Biru Maya, Warna Suci yang Melambangkan Dewa Hujan di Peradaban Maya

By Sysilia Tanhati, Sabtu, 6 April 2024 | 09:53 WIB
Pada sebuah situs pengurbanan manusia di Chichen Itza, ilmuwan menemukan salah satu pencapaian teknologi dan artistik terbesar Mesoamerika: Biru Maya atau azul maya yang misterius. (National Museum of Anthropology)

Nationalgeographic.co.id—Di Semenanjung Yucatán di Meksiko, terdapat sebuah situs yang pernah menjadi pusat ritual pengurbanan Maya. Situs itu berupa gua vertikal di Chichen Itza. Lubang pembuangan alami ini menyimpan rahasia pengurbanan manusia dan semangat keagamaan yang terus membuat penasaran sejarawan.

Ilmuwan juga menemukan salah satu pencapaian teknologi dan artistik terbesar Mesoamerika: Biru Maya atau azul maya yang misterius.

Warna Biru Maya untuk dewa hujan

Biru Maya adalah warna biru kehijauan yang cerah, mengingatkan pada perairan Karibia. Telah ditemukan pada berbagai artefak Maya, termasuk tembikar, mural dan patung. Semua artefak itu berasal dari antara tahun 300 dan 1500 Masehi. Pigmen buatan dihasilkan dari perpaduan nila dan palygorskite di atas suhu rendah sehingga membuatnya sangat tahan terhadap perjalanan waktu. Palygorskite merupakan sejenis tanah liat.

Pertama kali dibuat oleh peradaban Maya, warna biru ini membuat bingung ilmuwan sejak pertama kali ditemukan pada 1930an. Sintesisnya dipuji sebagai keajaiban alkimia, dengan para peneliti menguraikan komponennya pada tahun 1960an.

Biru adalah warna suci pengorbanan di kalangan Maya kuno, melambangkan dewa hujan Chaac. Persembahan manusia, dihiasi dengan warna biru, dibuat untuk menenangkan Chaac selama musim kemarau. Ritual dan persembahan diberikan untuk meminta curah hujan. Teks abad ke-16 bahkan menggambarkan adegan pengorbanan di Chichen Itza di mana para korban dicat biru sebelum ritual kematian mereka.
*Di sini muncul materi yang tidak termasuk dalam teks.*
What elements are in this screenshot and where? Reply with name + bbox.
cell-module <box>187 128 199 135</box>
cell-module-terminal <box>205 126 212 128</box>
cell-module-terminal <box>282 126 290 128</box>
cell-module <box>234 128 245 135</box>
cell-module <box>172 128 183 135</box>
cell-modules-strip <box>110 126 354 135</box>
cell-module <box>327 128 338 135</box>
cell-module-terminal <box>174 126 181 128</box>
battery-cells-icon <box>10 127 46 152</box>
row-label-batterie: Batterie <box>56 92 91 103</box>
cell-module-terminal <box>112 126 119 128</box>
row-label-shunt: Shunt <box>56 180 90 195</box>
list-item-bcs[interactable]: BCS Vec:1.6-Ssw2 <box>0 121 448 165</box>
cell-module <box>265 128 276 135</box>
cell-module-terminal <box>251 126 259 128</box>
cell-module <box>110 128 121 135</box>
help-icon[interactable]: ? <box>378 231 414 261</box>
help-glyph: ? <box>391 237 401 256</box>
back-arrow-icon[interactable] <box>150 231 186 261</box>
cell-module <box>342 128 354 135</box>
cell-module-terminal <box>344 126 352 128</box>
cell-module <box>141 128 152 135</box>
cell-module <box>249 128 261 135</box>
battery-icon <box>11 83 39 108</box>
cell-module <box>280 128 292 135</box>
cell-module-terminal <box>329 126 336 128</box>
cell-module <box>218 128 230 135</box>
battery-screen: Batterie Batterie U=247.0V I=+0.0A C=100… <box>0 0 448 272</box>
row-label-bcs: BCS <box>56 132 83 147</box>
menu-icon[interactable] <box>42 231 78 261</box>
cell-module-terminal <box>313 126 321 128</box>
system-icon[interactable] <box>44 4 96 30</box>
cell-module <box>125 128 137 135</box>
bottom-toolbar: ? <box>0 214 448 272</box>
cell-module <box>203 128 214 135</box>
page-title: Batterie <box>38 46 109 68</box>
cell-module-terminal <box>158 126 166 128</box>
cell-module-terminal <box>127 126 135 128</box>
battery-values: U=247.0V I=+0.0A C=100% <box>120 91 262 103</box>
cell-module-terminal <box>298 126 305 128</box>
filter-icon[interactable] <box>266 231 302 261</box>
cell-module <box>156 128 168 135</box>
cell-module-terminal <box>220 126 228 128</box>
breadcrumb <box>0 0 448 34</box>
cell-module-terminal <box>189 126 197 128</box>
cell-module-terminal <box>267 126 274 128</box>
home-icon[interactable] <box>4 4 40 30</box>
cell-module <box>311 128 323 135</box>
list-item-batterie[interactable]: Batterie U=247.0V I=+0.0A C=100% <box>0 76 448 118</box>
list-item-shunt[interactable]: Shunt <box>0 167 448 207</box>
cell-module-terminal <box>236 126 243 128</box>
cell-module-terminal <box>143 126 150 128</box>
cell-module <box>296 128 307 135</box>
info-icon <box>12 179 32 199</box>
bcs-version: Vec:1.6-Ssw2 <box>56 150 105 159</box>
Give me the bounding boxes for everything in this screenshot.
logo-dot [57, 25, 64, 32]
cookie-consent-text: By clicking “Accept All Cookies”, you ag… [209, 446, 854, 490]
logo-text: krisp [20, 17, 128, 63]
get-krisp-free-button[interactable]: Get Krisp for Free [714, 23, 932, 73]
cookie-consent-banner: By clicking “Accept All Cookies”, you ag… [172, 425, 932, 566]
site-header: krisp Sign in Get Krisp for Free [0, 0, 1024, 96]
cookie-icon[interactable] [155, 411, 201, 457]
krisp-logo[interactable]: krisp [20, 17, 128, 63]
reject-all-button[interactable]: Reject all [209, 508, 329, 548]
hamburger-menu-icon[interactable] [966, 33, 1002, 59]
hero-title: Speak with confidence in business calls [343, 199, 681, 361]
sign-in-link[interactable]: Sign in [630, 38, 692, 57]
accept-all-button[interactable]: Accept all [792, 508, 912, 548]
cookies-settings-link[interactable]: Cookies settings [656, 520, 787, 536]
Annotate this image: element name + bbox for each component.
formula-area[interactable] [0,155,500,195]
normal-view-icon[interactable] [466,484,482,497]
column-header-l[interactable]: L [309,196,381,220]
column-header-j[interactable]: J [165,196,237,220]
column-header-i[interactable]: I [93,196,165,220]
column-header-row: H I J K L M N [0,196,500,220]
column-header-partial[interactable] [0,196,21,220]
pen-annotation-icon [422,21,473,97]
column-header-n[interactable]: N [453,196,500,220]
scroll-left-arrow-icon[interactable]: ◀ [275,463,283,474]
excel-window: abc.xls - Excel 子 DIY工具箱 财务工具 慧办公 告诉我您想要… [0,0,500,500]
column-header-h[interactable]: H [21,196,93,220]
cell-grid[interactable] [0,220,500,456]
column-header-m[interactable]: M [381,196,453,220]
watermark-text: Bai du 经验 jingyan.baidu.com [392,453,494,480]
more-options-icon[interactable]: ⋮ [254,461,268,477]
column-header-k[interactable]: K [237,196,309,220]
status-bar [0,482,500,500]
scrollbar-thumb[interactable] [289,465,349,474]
Mengungkap rahasia Biru Maya di situs pengurbanan Chichen Itza

Lubang Suci Chichen Itza adalah lubang pembuangan berupa gua vertikal berdiameter 60 meter. Gua vertikal ini dipandang sebagai pintu gerbang ke dunia bawah. “Gua ini digunakan untuk melakukan pengurbanan selama masa kekeringan di era Maya,” tulis Cecilia Bogaard di laman Ancient Origins.

Gua tersebut terhubung ke piramida berundak yang ikonik di kota ini melalui jalan setapak setinggi 300 meter. Tujuan besarnya dikonfirmasi ketika Edward Herbert Thomson mengeruk lubang pembuangan tersebut pada tahun 1904.

Thomson menemukan serangkaian artefak. Termasuk banyak yang terbuat dari emas, batu giok, kayu, tekstil dan tembikar, serta puluhan kerangka manusia. Peran warna biru dalam ritual pengurbanan ini terlihat ketika Thompson mengamati lapisan sedimen biru. Lapisan itu setinggi lima meter dan melapisi kedalaman gua. Namun ia tidak memahami pentingnya hal tersebut pada saat itu.

Beberapa dekade kemudian, mangkuk keramik sederhana ditemukan di bagian bawah lubang pembuangan itu. Mangkuk tersebut merupakan kunci untuk mengungkap di mana, bagaimana, dan kapan warna biru Maya diproduksi. (John Weinstein / The Field Museum))

Beberapa dekade kemudian, mangkuk keramik sederhana ditemukan di bagian bawah lubang pembuangan itu. Mangkuk tersebut merupakan kunci untuk mengungkap di mana, bagaimana, dan kapan warna biru Maya diproduksi. Saat mengetahui bahwa mangkuk tersebut berisi dupa kopal, antropolog Dean Arnold tergerak dan hasilnya dipublikasikan di Antiquity pada tahun 2008.